If you want to add user login capability to your website (that is, authentication and authorization) use an existing framework. Unless you’re an expert in security, the probability of writing secure a system is close to 0. This applies regardless of the language you program in and regardless of the framework you are using.

Unfortunately, I have seen people answer this question as follows: “This is not that hard, and fun to code, as a beginner. You need a place to store your data (let’s say a mysql database). You should store ENCRYPTED versions of the passwords, etc. etc.” This answer is COMPLETELY INCORRECT.

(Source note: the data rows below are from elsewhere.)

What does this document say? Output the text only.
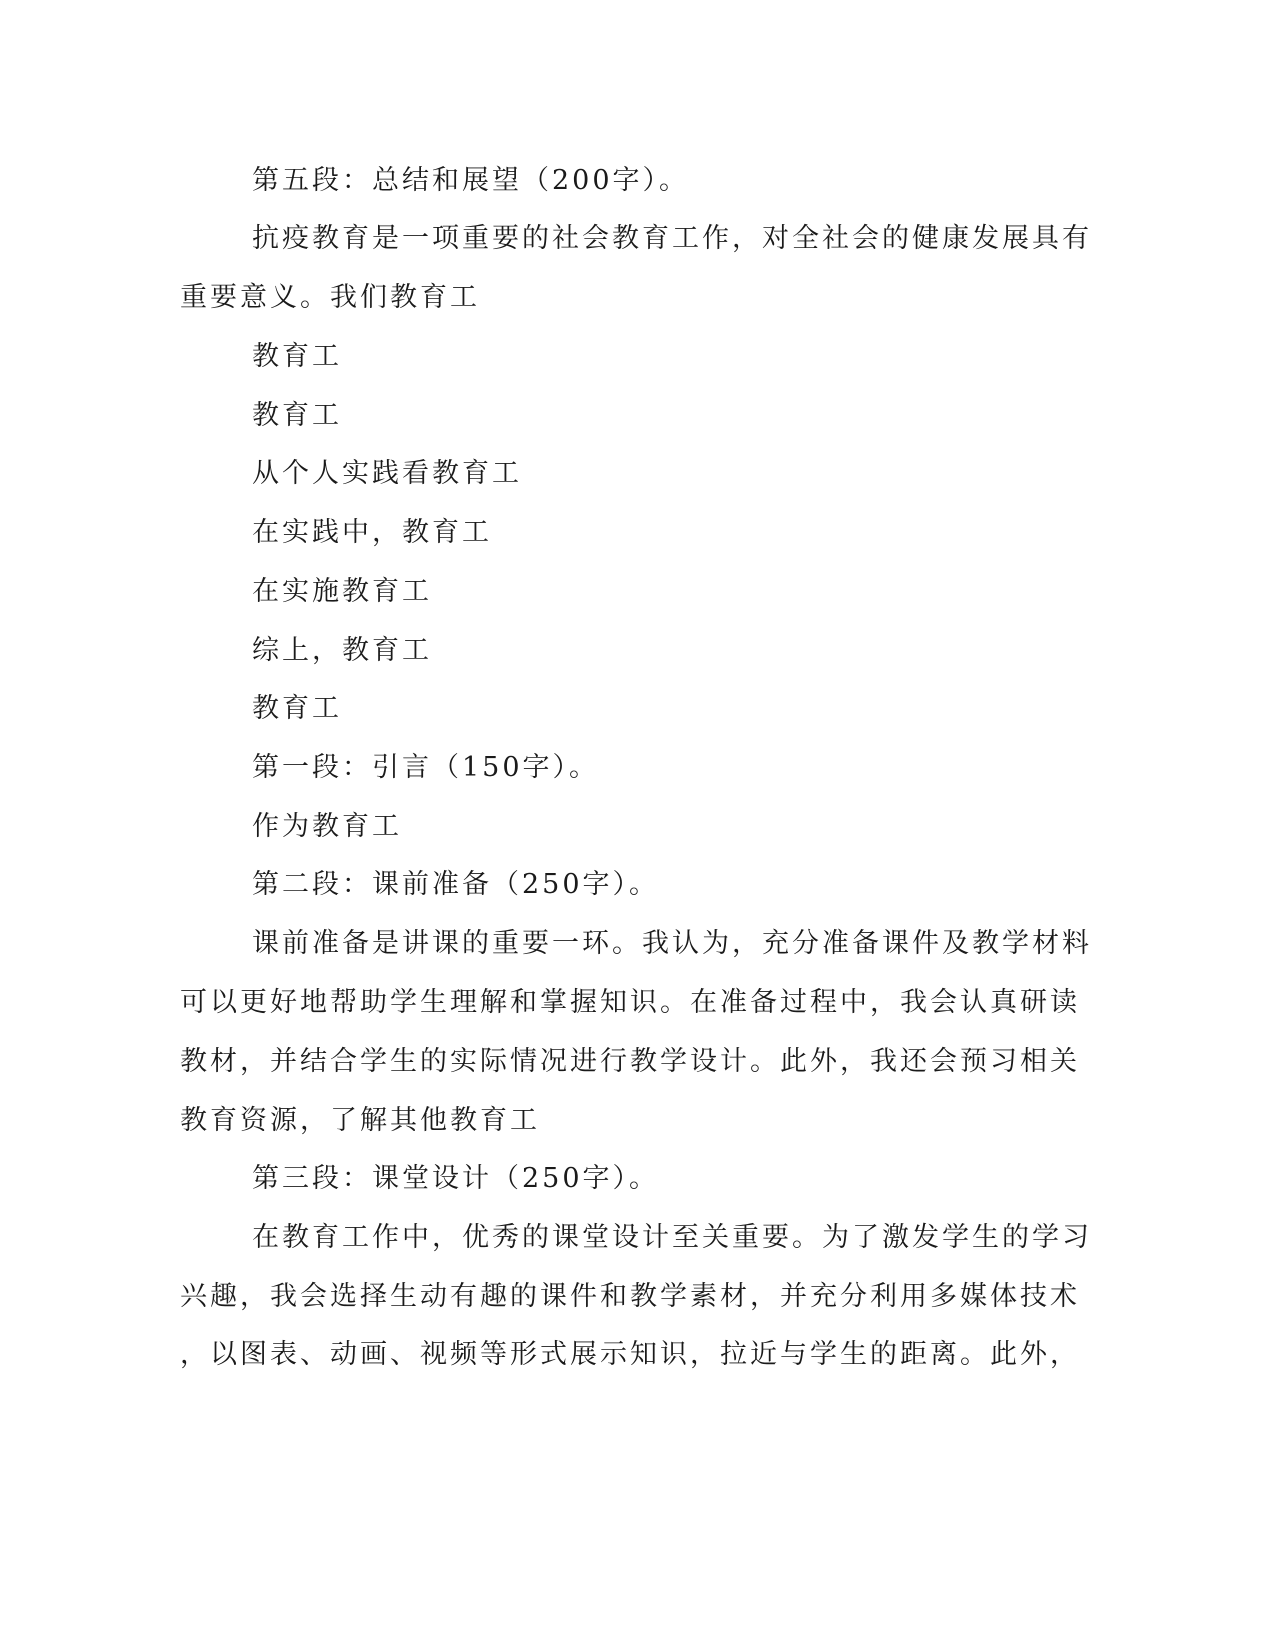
第五段：总结和展望（200字）。
抗疫教育是一项重要的社会教育工作，对全社会的健康发展具有
重要意义。我们教育工
教育工
教育工
从个人实践看教育工
在实践中，教育工
在实施教育工
综上，教育工
教育工
第一段：引言（150字）。
作为教育工
第二段：课前准备（250字）。
课前准备是讲课的重要一环。我认为，充分准备课件及教学材料
可以更好地帮助学生理解和掌握知识。在准备过程中，我会认真研读
教材，并结合学生的实际情况进行教学设计。此外，我还会预习相关
教育资源，了解其他教育工
第三段：课堂设计（250字）。
在教育工作中，优秀的课堂设计至关重要。为了激发学生的学习
兴趣，我会选择生动有趣的课件和教学素材，并充分利用多媒体技术
，以图表、动画、视频等形式展示知识，拉近与学生的距离。此外，
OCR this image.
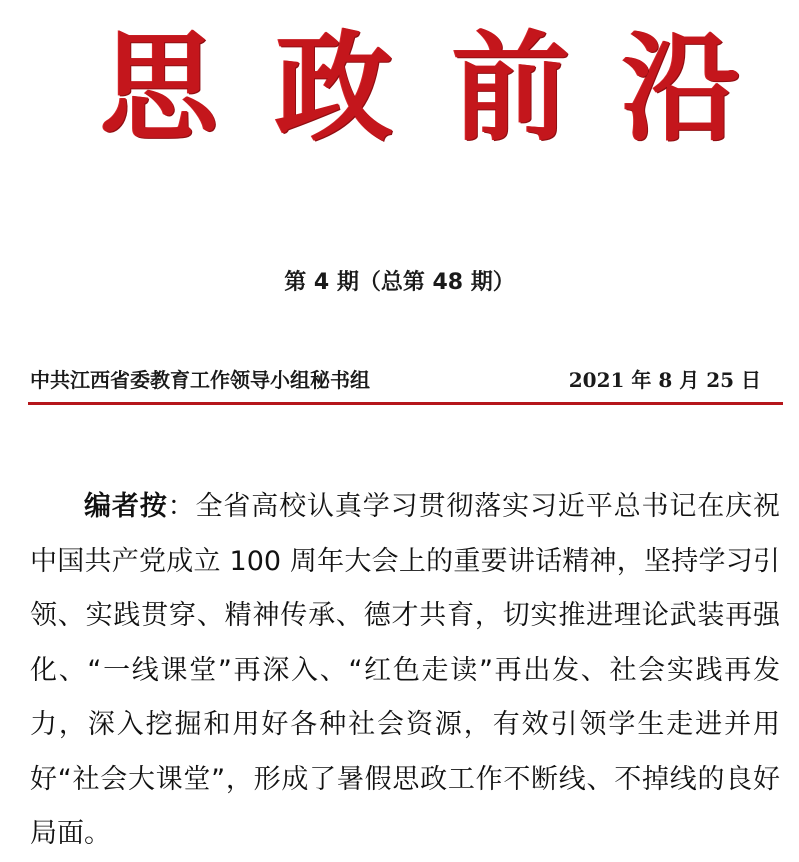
思 政 前 沿
第 4 期（总第 48 期）
中共江西省委教育工作领导小组秘书组	2021 年 8 月 25 日
编者按：全省高校认真学习贯彻落实习近平总书记在庆祝中国共产党成立 100 周年大会上的重要讲话精神，坚持学习引领、实践贯穿、精神传承、德才共育，切实推进理论武装再强化、“一线课堂”再深入、“红色走读”再出发、社会实践再发力，深入挖掘和用好各种社会资源，有效引领学生走进并用好“社会大课堂”，形成了暑假思政工作不断线、不掉线的良好局面。
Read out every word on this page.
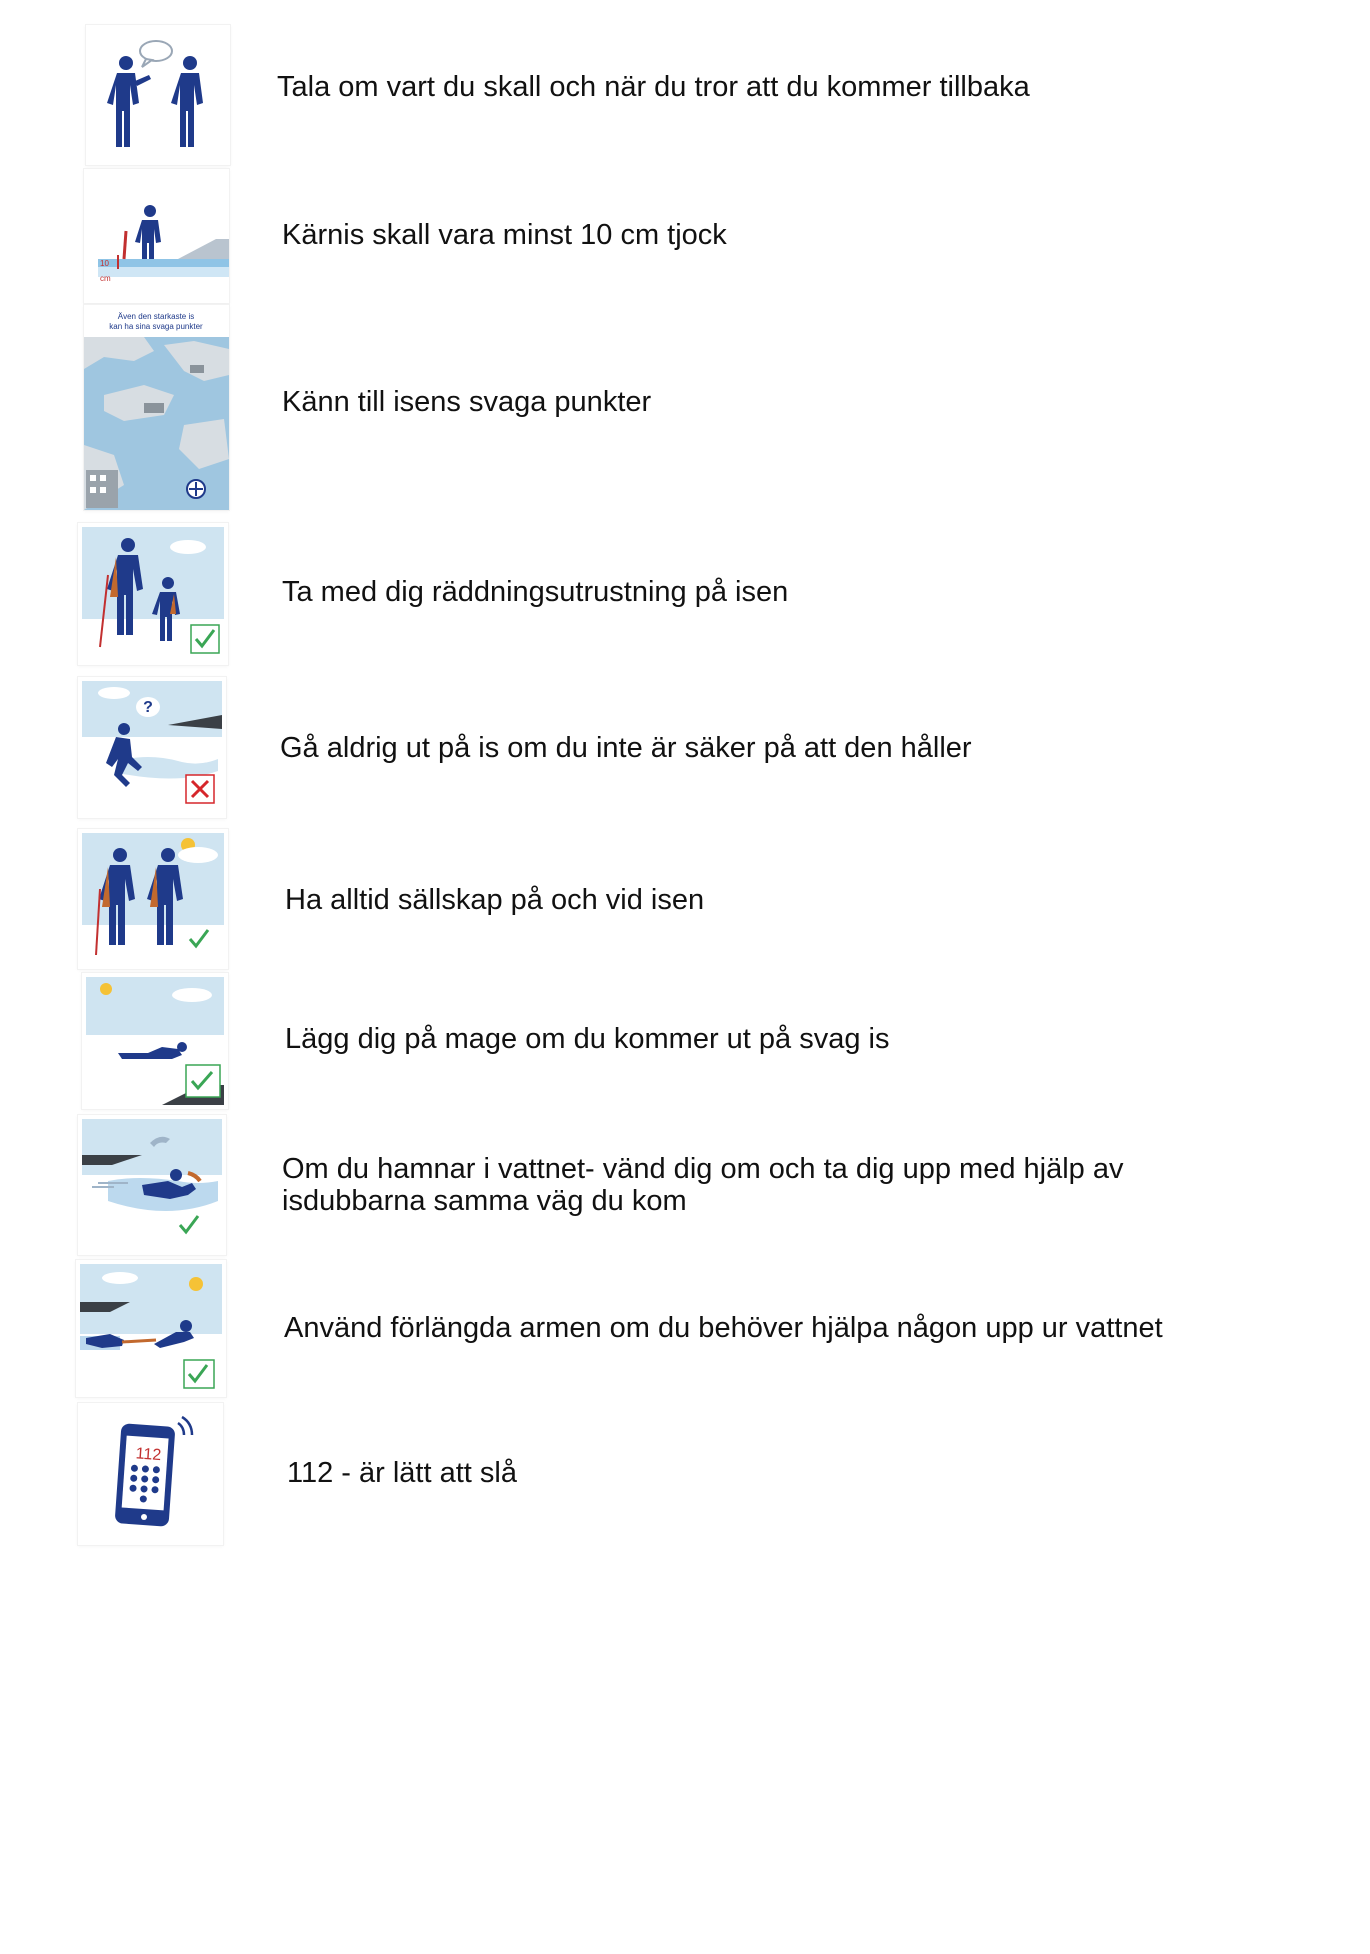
Tala om vart du skall och när du tror att du kommer tillbaka
10
cm
Kärnis skall vara minst 10 cm tjock
Även den starkaste is
kan ha sina svaga punkter
Känn till isens svaga punkter
Ta med dig räddningsutrustning på isen
?
Gå aldrig ut på is om du inte är säker på att den håller
Ha alltid sällskap på och vid isen
Lägg dig på mage om du kommer ut på svag is
Om du hamnar i vattnet- vänd dig om och ta dig upp med hjälp av
isdubbarna samma väg du kom
Använd förlängda armen om du behöver hjälpa någon upp ur vattnet
112
112 - är lätt att slå
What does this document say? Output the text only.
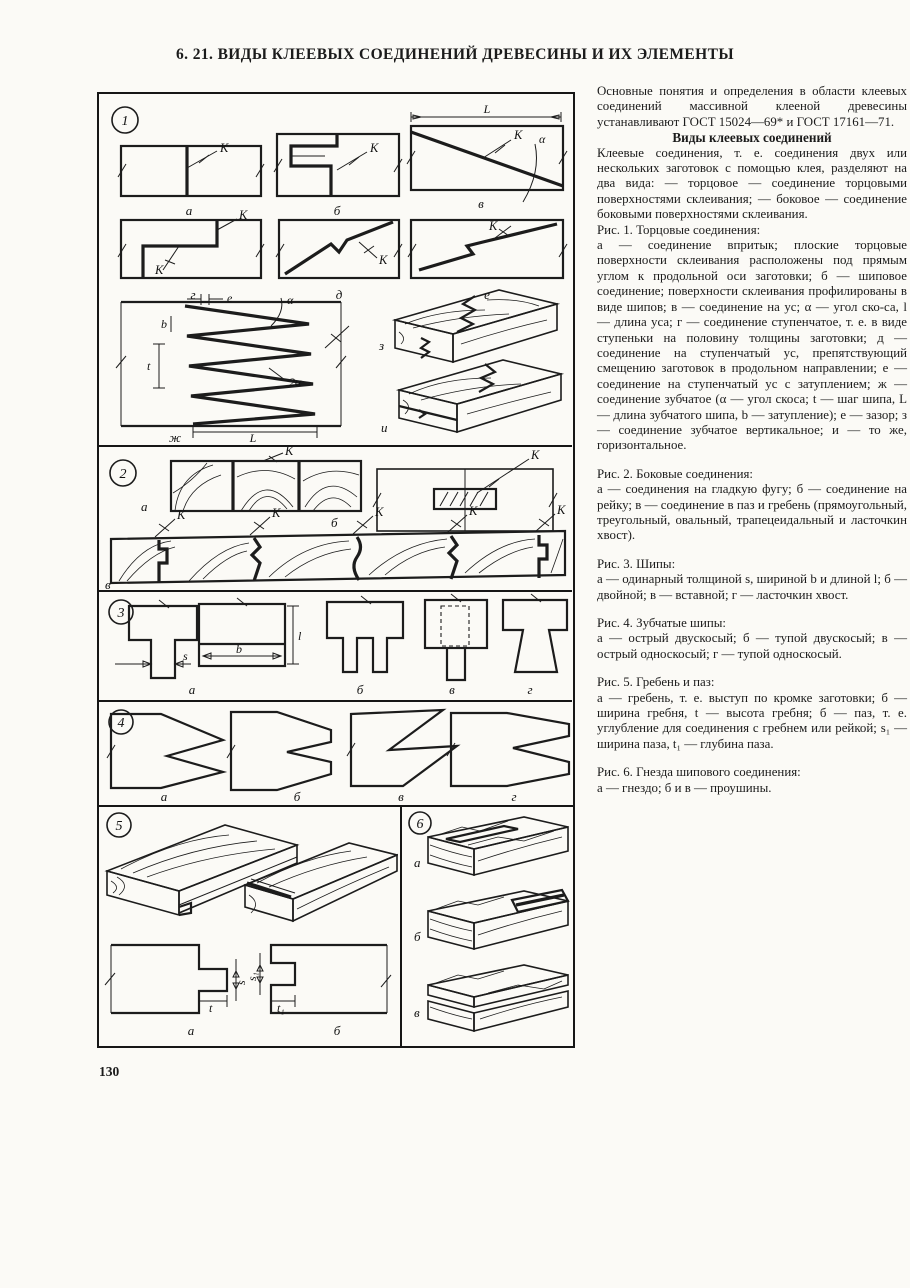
6. 21. ВИДЫ КЛЕЕВЫХ СОЕДИНЕНИЙ ДРЕВЕСИНЫ И ИХ ЭЛЕМЕНТЫ
1
К
а
К
б
L
К α
в
К
К
г
К
д
К
е
е	α
b
t
2α
L
ж
з
и
2
К
а
К
б
К	К	К	К	К
в
3
s	b
l
а	б	в	г
4
а	б	в	г
5
t
s
s₁
t₁
а	б
6
а
б
в

Основные понятия и определения в области клеевых соединений массивной клееной древесины устанавливают ГОСТ 15024—69* и ГОСТ 17161—71.

Виды клеевых соединений

Клеевые соединения, т. е. соединения двух или нескольких заготовок с помощью клея, разделяют на два вида: — торцовое — соединение торцовыми поверхностями склеивания; — боковое — соединение боковыми поверхностями склеивания.

Рис. 1. Торцовые соединения:
а — соединение впритык; плоские торцовые поверхности склеивания расположены под прямым углом к продольной оси заготовки; б — шиповое соединение; поверхности склеивания профилированы в виде шипов; в — соединение на ус; α — угол ско-са, l — длина уса; г — соединение ступенчатое, т. е. в виде ступеньки на половину толщины заготовки; д — соединение на ступенчатый ус, препятствующий смещению заготовок в продольном направлении; е — соединение на ступенчатый ус с затуплением; ж — соединение зубчатое (α — угол скоса; t — шаг шипа, L — длина зубчатого шипа, b — затупление); е — зазор; з — соединение зубчатое вертикальное; и — то же, горизонтальное.
Рис. 2. Боковые соединения:
а — соединения на гладкую фугу; б — соединение на рейку; в — соединение в паз и гребень (прямоугольный, треугольный, овальный, трапецеидальный и ласточкин хвост).
Рис. 3. Шипы:
а — одинарный толщиной s, шириной b и длиной l; б — двойной; в — вставной; г — ласточкин хвост.
Рис. 4. Зубчатые шипы:
а — острый двускосый; б — тупой двускосый; в — острый односкосый; г — тупой односкосый.
Рис. 5. Гребень и паз:
а — гребень, т. е. выступ по кромке заготовки; б — ширина гребня, t — высота гребня; б — паз, т. е. углубление для соединения с гребнем или рейкой; s₁ — ширина паза, t₁ — глубина паза.
Рис. 6. Гнезда шипового соединения:
а — гнездо; б и в — проушины.
130
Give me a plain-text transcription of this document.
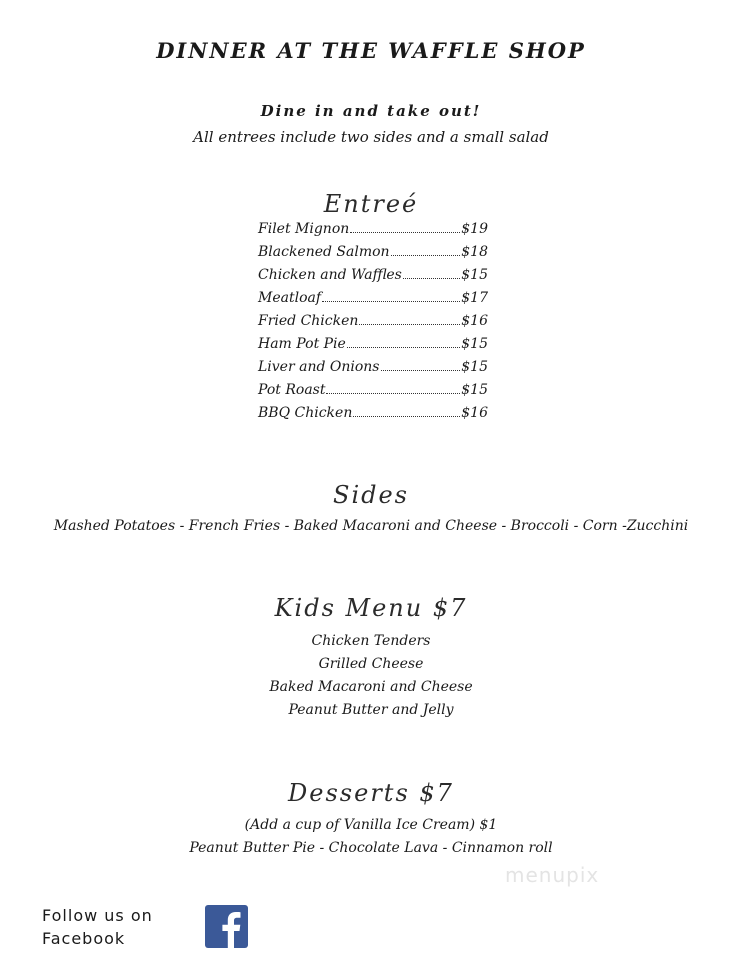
DINNER AT THE WAFFLE SHOP
Dine in and take out!
All entrees include two sides and a small salad
Entreé
Filet Mignon	$19
Blackened Salmon	$18
Chicken and Waffles	$15
Meatloaf	$17
Fried Chicken	$16
Ham Pot Pie	$15
Liver and Onions	$15
Pot Roast	$15
BBQ Chicken	$16
Sides
Mashed Potatoes - French Fries - Baked Macaroni and Cheese - Broccoli - Corn -Zucchini
Kids Menu $7
Chicken Tenders
Grilled Cheese
Baked Macaroni and Cheese
Peanut Butter and Jelly
Desserts $7
(Add a cup of Vanilla Ice Cream) $1
Peanut Butter Pie - Chocolate Lava - Cinnamon roll
menupix
Follow us on Facebook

There are free authentication frameworks available, USE THEM. For example, Django and web2py have built-in authentication systems. Many frameworks do not come with built-in authentication (e.g. Flask, webpy); this does not mean you should roll out your own framework. It just means you should find 3rd party authentication software. For Flask, there is Flask-login.

So, the answer to my original questions are:

1.) Yes, or integrate a verified 3rd-party software system.

2.) Yes, the best practices says DO NOT WRITE YOUR OWN AUTHENTICATION SYSTEM. Use one that’s already been built.

3.) You shouldn’t need a guide to building an authentication system, because you shouldn’t be building one. However, OWASP is a great security resource.

Here’s a brief summary:
Do not write your own authentication system. Use a pre-built authentication system that is trusted. If anyone has any recommendations for authentication systems that can be used with Python, feel free to post them.